A Forum reader recently asked:
“My goal is to create a User in eDirectory based on a specific ADS (W2K3) GroupMembership. The problem: the ADS is Member “Attribute” in ADS is just a Query, not an Attribute. Therefore, if a User becomes Member of a Group, there is no REAL Attribute at the User Side which changes, therefore NO event happens at the UserSide. The Only visible Event is the one at the GroupSide.
It would be nice if the User were deleted from eDirectory. I don’t mind if this is done through the similar EDIR Group, as we could handle this event from the eDir side. The GroupMembership is removed at eDir side as well, so this should not be a problem to handle at this stage – remove the User from eDirectory, not just its membership.”
And here’s the response from Father Ramon …
Starting with a generic IDM 3.5 install of AD driver:
1. Add Group Membership to the filter for User.
<filter-attr attr-name="Group Membership" merge-authority="app" publisher="sync" publisher-optimize-modify="true" subscriber="ignore"/>
2. Add this at the beginning of the InputTransform:
<rule> <description>Trigger Reevaluation of SyncGroup members when membership changes</description> <conditions> <and> <if-class-name mode="nocase" op="equal">group</if-class-name> <if-src-dn op="equal">CN=SyncGroup,CN=Users,DC=my,DC=org</if-src-dn> <if-op-attr name="member" op="changing"/> </and> </conditions> <actions> <do-for-each> <arg-node-set> <token-op-attr name="member"/> </arg-node-set> <arg-actions> <do-add-dest-attr-value class-name="user" name="memberOf"> <arg-association> <token-xpath expression="$current-node/@association-ref"/> </arg-association> <arg-value type="string"> <token-text xml:space="preserve">People\SyncGroup</token-text> </arg-value> </do-add-dest-attr-value> <do-set-xml-attr expression="../modify[last()]" name="src-dn"> <arg-string> <token-local-variable name="current-node"/> </arg-string> </do-set-xml-attr> </arg-actions> </do-for-each> </actions> </rule>
3. Add this to the beginning of the Matching Policy on the Publisher Channel:
<rule> <description>veto users that are not members of the sync group</description> <conditions> <and> <if-class-name mode="nocase" op="equal">User</if-class-name> <if-attr mode="dest-dn" name="Group Membership" op="not-equal">People\SyncGroup</if-attr> </and> </conditions> <actions> <do-veto/> </actions> </rule>
4. Add this to the beginning of the Command Transform on the Publisher Channel
<rule> <description>Delete Users who are being removed from SyncGroup</description> <conditions> <and> <if-dest-dn op="equal">People\SyncGroup</if-dest-dn> </and> </conditions> <actions> <do-for-each> <arg-node-set> <token-removed-attr name="Member"/> </arg-node-set> <arg-actions> <do-remove-association> <arg-association> <token-resolve datastore="dest"> <arg-dn> <token-local-variable name="current-node"/> </arg-dn> </token-resolve> </arg-association> </do-remove-association> <do-delete-dest-object class-name="User"> <arg-dn> <token-local-variable name="current-node"/> </arg-dn> </do-delete-dest-object> </arg-actions> </do-for-each> </actions> </rule>
The controlling Group in AD is CN=SyncGroup,CN=Users,DC=my,DC=org and is associated and synchronized with People\SyncGroup in eDirectory. Policies will have to be edited to include the actual DN’s of the groups in your systems.

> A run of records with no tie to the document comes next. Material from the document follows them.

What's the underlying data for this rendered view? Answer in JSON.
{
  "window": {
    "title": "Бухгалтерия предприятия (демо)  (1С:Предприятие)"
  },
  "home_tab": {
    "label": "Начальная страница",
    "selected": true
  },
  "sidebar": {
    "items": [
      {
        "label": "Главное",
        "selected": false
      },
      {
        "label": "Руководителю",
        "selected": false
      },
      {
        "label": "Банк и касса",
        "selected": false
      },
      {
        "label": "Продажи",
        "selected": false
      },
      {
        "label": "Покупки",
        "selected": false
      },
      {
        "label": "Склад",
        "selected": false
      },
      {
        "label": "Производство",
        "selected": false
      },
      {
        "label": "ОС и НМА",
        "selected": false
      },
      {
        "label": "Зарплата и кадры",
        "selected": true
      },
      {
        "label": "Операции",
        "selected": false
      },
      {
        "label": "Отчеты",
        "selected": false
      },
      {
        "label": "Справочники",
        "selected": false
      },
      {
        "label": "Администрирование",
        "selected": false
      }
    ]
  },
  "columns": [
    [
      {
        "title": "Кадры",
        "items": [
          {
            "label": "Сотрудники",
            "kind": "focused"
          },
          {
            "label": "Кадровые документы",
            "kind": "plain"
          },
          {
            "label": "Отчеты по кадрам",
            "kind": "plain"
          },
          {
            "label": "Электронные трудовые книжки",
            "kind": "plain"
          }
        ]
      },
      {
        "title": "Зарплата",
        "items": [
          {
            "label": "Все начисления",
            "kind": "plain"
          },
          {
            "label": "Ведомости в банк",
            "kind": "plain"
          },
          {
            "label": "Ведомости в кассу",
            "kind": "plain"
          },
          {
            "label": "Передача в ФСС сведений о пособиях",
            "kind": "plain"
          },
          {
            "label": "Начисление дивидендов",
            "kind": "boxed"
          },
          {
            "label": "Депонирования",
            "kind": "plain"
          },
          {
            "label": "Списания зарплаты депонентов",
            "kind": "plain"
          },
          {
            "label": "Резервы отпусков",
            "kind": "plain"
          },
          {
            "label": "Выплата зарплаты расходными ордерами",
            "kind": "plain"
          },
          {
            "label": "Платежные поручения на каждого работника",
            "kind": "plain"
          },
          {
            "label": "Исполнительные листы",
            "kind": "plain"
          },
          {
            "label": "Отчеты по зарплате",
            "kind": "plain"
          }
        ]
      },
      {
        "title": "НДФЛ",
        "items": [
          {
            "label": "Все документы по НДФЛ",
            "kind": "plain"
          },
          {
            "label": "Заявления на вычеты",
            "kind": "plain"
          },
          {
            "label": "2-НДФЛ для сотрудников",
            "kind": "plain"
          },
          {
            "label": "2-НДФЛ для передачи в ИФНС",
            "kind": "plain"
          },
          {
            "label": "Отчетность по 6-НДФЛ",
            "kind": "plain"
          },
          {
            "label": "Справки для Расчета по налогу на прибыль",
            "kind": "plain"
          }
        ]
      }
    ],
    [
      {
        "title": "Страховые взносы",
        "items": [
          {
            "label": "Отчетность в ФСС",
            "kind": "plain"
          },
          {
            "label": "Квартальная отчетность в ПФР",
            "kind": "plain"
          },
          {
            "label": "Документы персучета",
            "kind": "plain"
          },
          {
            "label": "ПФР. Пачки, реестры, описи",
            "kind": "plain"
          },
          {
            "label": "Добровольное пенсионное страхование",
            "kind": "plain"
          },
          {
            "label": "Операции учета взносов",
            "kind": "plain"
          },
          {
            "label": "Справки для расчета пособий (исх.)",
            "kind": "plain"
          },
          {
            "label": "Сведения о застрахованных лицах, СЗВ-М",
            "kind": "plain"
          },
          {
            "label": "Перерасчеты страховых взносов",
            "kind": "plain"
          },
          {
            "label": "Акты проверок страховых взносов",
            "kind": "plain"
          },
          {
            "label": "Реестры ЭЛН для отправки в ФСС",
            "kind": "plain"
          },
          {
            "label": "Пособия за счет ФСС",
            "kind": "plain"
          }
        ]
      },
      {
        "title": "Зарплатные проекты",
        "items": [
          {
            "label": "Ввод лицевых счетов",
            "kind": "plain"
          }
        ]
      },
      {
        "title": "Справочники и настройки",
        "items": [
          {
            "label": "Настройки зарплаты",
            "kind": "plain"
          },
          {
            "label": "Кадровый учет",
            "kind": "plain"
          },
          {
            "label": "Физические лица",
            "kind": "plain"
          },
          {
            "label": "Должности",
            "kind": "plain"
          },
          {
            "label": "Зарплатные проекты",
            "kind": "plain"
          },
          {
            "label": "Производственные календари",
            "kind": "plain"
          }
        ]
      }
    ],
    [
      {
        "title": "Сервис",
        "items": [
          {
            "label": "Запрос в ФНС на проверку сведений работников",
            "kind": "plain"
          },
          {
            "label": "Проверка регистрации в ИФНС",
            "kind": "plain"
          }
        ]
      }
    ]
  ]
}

If at all possible, enable the new “DirSync Incremental Values” option available in the latest patch of AD driver. This allows the member attribute to report the actual change instead of remove-all-values and add all remaining values. You can find this patch at:
Without this, every time someone is added or removed from the group, every single user that remains in the group will be re-evaluted.